This Telegram scraper collects telegram messages, comments (comments.bot/comments.app) and media files. It was originally build for this story on behalf of Addendum.
Contributors: @PeterWalchhofer, @vali101, @fin
This scraper was written before Telgram introduced its native comment feature for broadcasting channels. Nowadays, comment.bot/comment.app extensions are rarely used anymore. Feel free to make a PR to support this feature. @vali101 re-wrote the scraper for his bachelor thesis here with a focus on snowball sampling. His code may help for extending the scraper or for finding interesting channels in the first place. Check it out!
- Google Chrome (However, in theory you could als use Firefox when installing the necessary driver manually )
- Python 3
- Telegram Account (Phone Number)
- A lot of storage if downloading media
- Time - arround 3000msg and comments/ per Minute.
- Install dependencies
make install
OR just install requirements.txt (using venv is recommended) - Create your own
channel.csv
as explained in the next section - Put the phone-number of the linked telegram account int the
config.yaml
- Get your API-key here an put them inside the
config.yaml
. sh scrape.sh
to start the scraper OR runchannelscraper/python app.py
- The outputs will be stored in the
/output
directory.
You need to create your own channels.csv
and put it in the /input
folder.
Only Link and Broadcast Relevant for scraping. The csv should have the form described below. There also is an example csv in the folder.
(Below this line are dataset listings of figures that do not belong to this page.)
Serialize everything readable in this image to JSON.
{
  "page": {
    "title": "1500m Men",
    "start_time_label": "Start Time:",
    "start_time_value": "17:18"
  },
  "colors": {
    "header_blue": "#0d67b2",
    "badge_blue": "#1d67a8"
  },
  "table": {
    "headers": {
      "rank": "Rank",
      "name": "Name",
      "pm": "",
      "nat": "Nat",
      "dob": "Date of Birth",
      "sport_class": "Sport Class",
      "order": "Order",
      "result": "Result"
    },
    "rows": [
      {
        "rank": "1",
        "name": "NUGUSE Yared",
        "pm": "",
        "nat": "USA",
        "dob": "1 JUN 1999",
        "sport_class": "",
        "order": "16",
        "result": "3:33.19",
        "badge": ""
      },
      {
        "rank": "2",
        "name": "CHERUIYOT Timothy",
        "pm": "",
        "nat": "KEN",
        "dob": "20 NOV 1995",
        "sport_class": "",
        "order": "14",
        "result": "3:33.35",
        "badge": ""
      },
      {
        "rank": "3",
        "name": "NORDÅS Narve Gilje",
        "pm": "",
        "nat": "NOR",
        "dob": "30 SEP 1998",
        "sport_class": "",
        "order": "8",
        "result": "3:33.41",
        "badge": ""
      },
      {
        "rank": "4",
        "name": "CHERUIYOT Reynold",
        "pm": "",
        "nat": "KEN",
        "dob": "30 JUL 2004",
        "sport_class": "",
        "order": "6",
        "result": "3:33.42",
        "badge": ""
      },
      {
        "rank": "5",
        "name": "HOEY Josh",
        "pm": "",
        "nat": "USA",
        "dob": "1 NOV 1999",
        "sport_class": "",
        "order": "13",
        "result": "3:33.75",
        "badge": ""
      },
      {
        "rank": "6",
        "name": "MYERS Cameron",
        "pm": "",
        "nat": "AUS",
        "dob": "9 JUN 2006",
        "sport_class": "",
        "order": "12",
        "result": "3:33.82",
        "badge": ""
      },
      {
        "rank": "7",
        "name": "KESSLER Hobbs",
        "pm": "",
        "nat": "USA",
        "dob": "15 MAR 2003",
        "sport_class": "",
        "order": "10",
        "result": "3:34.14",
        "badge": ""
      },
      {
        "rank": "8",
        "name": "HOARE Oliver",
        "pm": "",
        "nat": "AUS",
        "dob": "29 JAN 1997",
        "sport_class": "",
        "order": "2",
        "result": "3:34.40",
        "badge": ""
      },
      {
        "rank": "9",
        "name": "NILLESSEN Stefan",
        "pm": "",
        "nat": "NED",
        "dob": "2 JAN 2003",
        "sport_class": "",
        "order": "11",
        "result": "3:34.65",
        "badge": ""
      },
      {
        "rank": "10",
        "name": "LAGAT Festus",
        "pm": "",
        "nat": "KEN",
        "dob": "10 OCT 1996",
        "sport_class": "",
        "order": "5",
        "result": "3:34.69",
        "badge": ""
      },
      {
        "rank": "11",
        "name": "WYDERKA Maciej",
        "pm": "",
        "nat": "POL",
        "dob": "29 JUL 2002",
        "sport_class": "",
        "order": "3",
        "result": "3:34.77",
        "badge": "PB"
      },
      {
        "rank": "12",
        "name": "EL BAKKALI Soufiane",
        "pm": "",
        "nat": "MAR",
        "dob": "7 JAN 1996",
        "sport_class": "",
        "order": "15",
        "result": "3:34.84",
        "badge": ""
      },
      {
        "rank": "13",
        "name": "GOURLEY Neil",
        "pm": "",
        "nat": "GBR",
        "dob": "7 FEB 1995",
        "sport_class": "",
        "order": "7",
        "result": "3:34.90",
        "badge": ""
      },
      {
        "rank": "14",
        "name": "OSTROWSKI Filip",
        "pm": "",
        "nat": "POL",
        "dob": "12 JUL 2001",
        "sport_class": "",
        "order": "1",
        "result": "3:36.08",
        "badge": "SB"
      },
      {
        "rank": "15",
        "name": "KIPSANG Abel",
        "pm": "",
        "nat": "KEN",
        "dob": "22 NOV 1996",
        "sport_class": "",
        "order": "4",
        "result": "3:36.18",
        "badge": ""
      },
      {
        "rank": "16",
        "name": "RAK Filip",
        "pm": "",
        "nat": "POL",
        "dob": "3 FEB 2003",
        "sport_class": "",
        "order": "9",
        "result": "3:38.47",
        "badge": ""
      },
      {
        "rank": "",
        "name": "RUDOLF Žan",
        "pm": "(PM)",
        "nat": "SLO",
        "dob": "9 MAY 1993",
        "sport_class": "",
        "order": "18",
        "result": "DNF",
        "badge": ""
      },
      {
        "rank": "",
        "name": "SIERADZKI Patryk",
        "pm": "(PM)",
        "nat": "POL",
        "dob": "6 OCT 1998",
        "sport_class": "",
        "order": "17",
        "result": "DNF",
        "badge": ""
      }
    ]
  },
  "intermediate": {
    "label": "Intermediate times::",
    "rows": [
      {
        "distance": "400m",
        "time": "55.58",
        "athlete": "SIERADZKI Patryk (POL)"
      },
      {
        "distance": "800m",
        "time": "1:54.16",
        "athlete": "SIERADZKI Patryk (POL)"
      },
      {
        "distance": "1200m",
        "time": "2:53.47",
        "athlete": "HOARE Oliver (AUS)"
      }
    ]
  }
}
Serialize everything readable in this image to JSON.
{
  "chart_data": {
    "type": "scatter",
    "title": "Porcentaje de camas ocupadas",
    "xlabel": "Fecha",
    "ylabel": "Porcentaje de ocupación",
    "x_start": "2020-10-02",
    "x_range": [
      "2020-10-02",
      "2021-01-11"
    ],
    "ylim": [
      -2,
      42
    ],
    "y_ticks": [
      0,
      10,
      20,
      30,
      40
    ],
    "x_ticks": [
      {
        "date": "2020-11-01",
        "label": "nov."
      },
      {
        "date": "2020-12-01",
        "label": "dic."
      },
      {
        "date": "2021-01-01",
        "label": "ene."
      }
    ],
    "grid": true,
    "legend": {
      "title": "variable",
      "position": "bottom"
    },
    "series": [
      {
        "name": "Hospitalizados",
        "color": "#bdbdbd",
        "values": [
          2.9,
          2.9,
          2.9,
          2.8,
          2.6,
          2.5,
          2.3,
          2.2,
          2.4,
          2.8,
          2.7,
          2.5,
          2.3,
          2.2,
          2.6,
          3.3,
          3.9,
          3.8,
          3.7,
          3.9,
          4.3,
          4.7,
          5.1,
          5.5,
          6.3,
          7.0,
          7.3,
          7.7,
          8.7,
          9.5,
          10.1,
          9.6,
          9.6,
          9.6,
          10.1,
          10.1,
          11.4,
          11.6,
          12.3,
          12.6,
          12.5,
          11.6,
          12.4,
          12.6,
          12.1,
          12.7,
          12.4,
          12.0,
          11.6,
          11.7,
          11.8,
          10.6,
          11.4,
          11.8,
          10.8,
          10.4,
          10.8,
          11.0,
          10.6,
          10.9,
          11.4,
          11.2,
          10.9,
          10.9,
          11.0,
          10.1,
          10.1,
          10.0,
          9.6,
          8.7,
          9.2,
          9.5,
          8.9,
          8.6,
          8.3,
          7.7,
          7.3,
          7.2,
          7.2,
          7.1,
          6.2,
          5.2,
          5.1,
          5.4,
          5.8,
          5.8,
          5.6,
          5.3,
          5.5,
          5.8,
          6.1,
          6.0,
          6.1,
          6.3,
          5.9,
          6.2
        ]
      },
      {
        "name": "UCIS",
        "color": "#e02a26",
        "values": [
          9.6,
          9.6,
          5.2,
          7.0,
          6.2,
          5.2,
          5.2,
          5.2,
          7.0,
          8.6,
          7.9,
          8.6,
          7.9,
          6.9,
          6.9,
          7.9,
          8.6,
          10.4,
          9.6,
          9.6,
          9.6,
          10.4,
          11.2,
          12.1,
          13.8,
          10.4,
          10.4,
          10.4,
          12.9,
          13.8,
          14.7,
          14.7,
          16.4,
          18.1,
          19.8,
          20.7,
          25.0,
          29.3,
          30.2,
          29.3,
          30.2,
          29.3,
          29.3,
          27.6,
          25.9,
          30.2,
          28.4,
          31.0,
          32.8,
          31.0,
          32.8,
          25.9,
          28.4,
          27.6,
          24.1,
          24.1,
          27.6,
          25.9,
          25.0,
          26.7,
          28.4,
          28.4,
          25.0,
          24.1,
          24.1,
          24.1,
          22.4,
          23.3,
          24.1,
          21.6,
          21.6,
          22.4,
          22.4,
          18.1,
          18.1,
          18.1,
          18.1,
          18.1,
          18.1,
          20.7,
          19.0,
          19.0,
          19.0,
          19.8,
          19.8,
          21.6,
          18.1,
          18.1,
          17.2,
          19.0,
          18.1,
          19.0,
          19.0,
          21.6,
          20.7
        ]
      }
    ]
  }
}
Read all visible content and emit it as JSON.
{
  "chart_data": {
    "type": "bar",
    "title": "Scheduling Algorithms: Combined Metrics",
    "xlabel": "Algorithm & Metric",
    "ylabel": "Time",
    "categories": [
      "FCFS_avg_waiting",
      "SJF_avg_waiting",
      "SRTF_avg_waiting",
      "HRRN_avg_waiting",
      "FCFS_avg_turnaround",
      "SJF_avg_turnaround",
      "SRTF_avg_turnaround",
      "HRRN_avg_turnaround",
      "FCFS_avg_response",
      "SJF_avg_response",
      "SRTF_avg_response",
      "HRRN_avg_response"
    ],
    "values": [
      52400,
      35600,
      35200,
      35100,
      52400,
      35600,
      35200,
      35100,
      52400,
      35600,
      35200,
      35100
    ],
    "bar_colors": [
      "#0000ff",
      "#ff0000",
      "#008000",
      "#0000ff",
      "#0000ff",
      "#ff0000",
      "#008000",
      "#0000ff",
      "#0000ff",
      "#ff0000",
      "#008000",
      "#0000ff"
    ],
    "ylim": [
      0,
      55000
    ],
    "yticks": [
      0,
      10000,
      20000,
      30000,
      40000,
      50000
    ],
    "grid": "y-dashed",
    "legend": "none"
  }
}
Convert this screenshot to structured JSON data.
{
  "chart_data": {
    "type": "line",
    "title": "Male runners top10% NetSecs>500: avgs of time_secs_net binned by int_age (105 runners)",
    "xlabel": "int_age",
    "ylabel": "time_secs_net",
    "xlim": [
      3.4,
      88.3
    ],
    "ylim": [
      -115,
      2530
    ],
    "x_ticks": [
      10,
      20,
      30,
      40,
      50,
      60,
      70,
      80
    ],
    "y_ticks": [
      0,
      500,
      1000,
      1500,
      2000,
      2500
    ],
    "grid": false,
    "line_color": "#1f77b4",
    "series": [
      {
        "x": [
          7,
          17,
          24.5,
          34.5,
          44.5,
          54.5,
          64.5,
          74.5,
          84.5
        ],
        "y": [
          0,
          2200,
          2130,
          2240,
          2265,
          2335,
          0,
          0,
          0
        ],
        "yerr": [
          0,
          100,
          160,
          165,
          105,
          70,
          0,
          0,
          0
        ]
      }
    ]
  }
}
Kategorie | Name | Link | @ | Broadcast |
---|---|---|---|---|
Gruppe Typ XY | Example Channel | https://t.me/example_channel | example_channel | TRUE |
- Kategorie(optional): Metadata to annotate channel
- Name(optional): Not identifier Name
- Link: Link to channel
- @ (optional): Indentifier Name
- Broadcast: ´True´ if channel is Broadcasting Channel ´else´ false. Broadcasting channels are large one-to-many channels that only allow owners to write messages.
The Scraper can be further configured via the channelscraper/config.yaml
.
The Scraper extracts all messages from a channel. It is also possible to scrape only those messages that were written in the last x days. This can be set in the config.yaml
.
- In many broadcasting channels comment-bots are used in order to provide feedback from the audience. It is also possible to scrape those messages. Currently comments.app and comments.bot bots are supported.
- Be careful. The date format is different from the telegram-api and has to be parsed manually (e.g. Dec 09)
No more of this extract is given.